At Color Congress, an organization that serves nonfiction organizations led by people of color, member organizations choose to devote collective resources to similar distribution plans. During a presentation at the conference, Color Congress’s Sonya Childress publicly announced a new “collective distribution project.” With an initial annual budget of US$300,000, they will support the release of 10 to 15 films directed by filmmakers of color and supported by member organizations over the next two years. “Designed as a series of experiments intended to seed the infrastructure needed to collectively market a range of films,” Childress explained to Documentary, the initiative would “secure new audience data and identify best practices that can inform new distribution pathways to center filmmakers and audiences of color.”

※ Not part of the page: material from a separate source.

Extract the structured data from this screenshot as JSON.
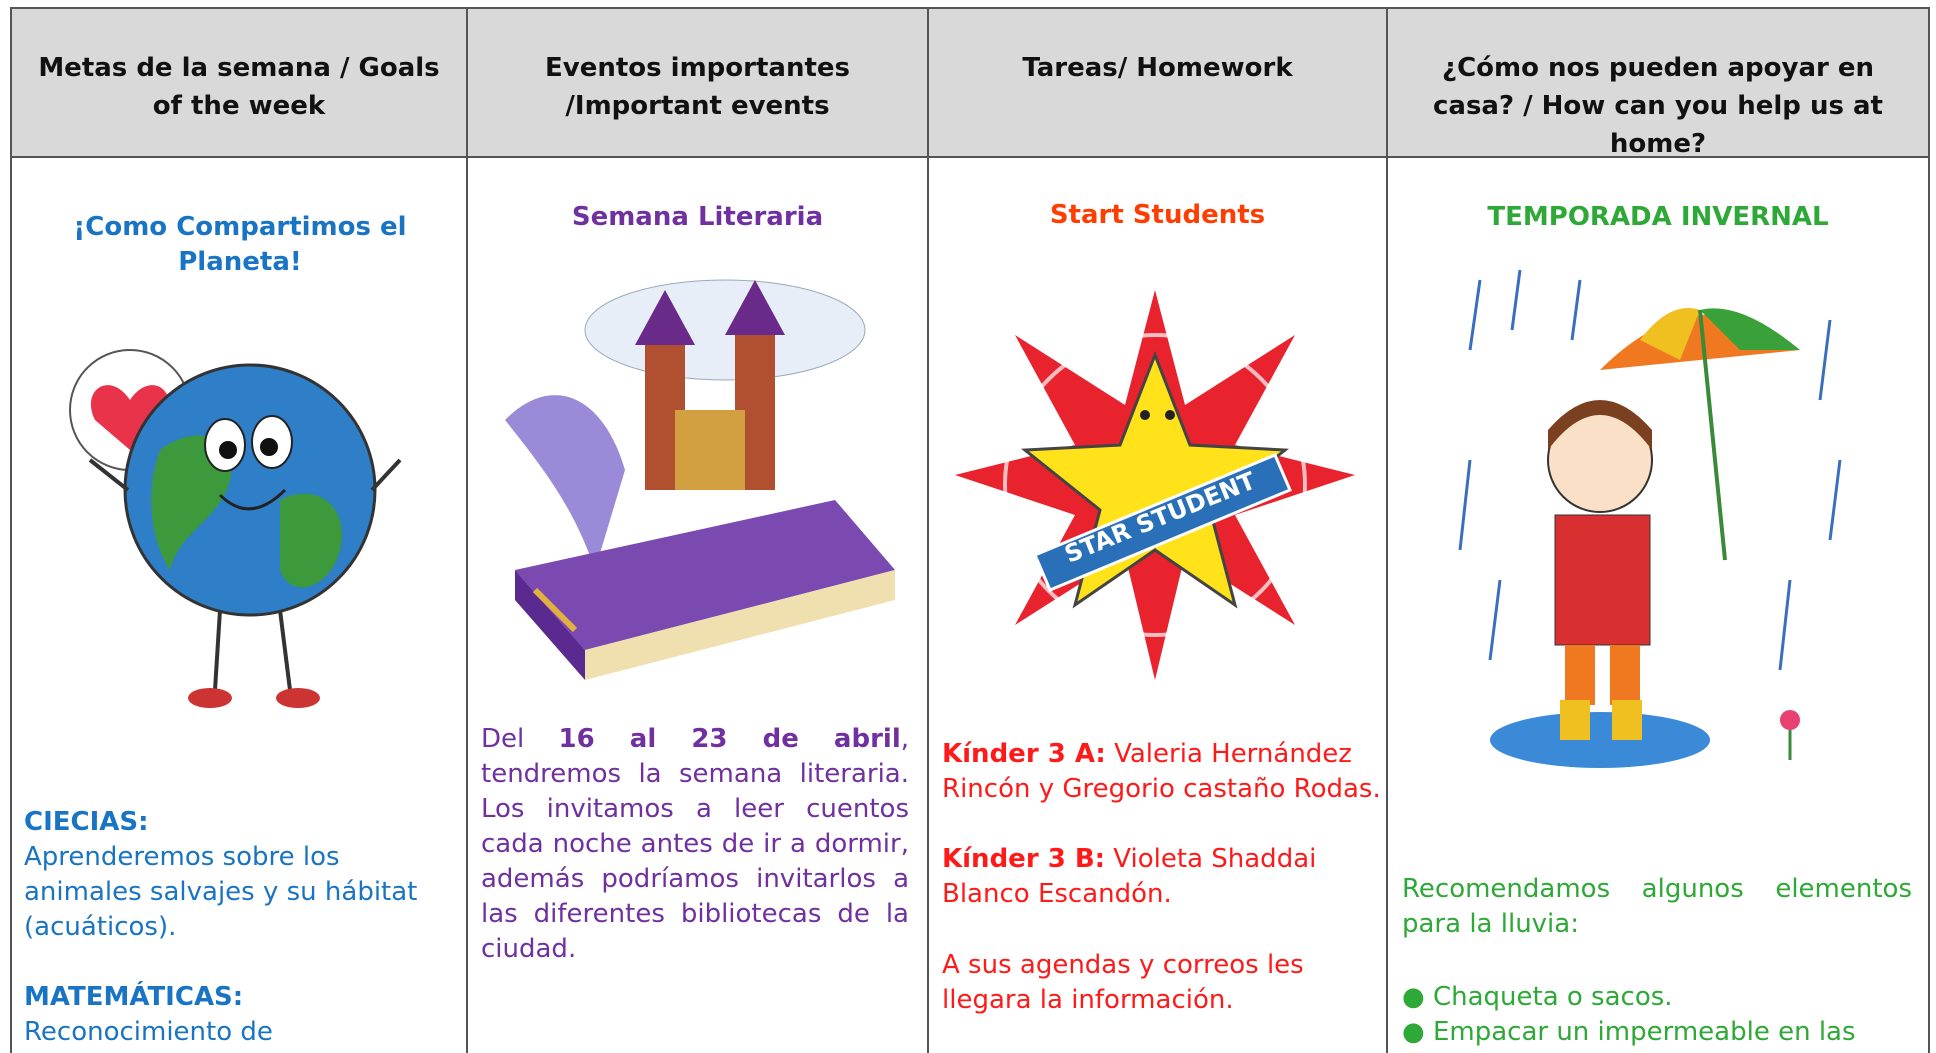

In addition to marketing, data was another buzzword at this year’s conference. During a “fireside chat,” former Sundance Institute CEO and Walter Shorenstein Fellow Keri Putnam discussed some preliminary research for her upcoming report on the documentary industry, which sifts through hundreds of interviews and data points. And like Distribution Advocates and Color Congress, she came to similar conclusions. 

“One of the big findings,” she said, “is that a lot of these independent spaces—whether it’s an individual film team releasing their film on their own, or community releases, or art house theaters and film festivals—don’t actually have sophisticated marketing that actually enables them to use data to know their audience and then reach their audience.” Putnam also relayed drops in average monthly reach and digital users for PBS, despite relaying robust “audience demand” for the POV and Independent Lens strands.

Meanwhile, Barbara Twist, executive director of the Film Festival Alliance, shared similar concerns about the exhibition of documentaries in theatrical settings. “We are still in recovery,” she admitted, noting a 25–30% drop in the theatrical audience for independent documentaries. “Our revenue sources are somewhat reliant on donations and support from the community. But we do also rely on ticket sales, so we are still struggling,” she added. 

But outside the talks, at the Japanese bakeries, or taco trucks, or sunny plazas, the some 750 in-person attendees appeared undeterred by the bleak landscape—of the industry and world events—and ready to fight. At the conference’s closing remarks, even IDA’s new Executive Director, Dominic Asmall Willsdon—who oversaw his first Getting Real conference and “first en masse experience of this community”—seemed to be taken aback by the can-do optimism on display. “I am genuinely moved by the experience of this past week,” he said. “I can’t believe just the emotion and the dedication and the concern for the field that is expressed throughout this conference by everybody who attended.” 


Anthony Kaufman is a freelance journalist; film instructor at New School, DePaul, and Loyola Universities; and senior programmer at the Chicago International Film Festival and the Doc10 film festival.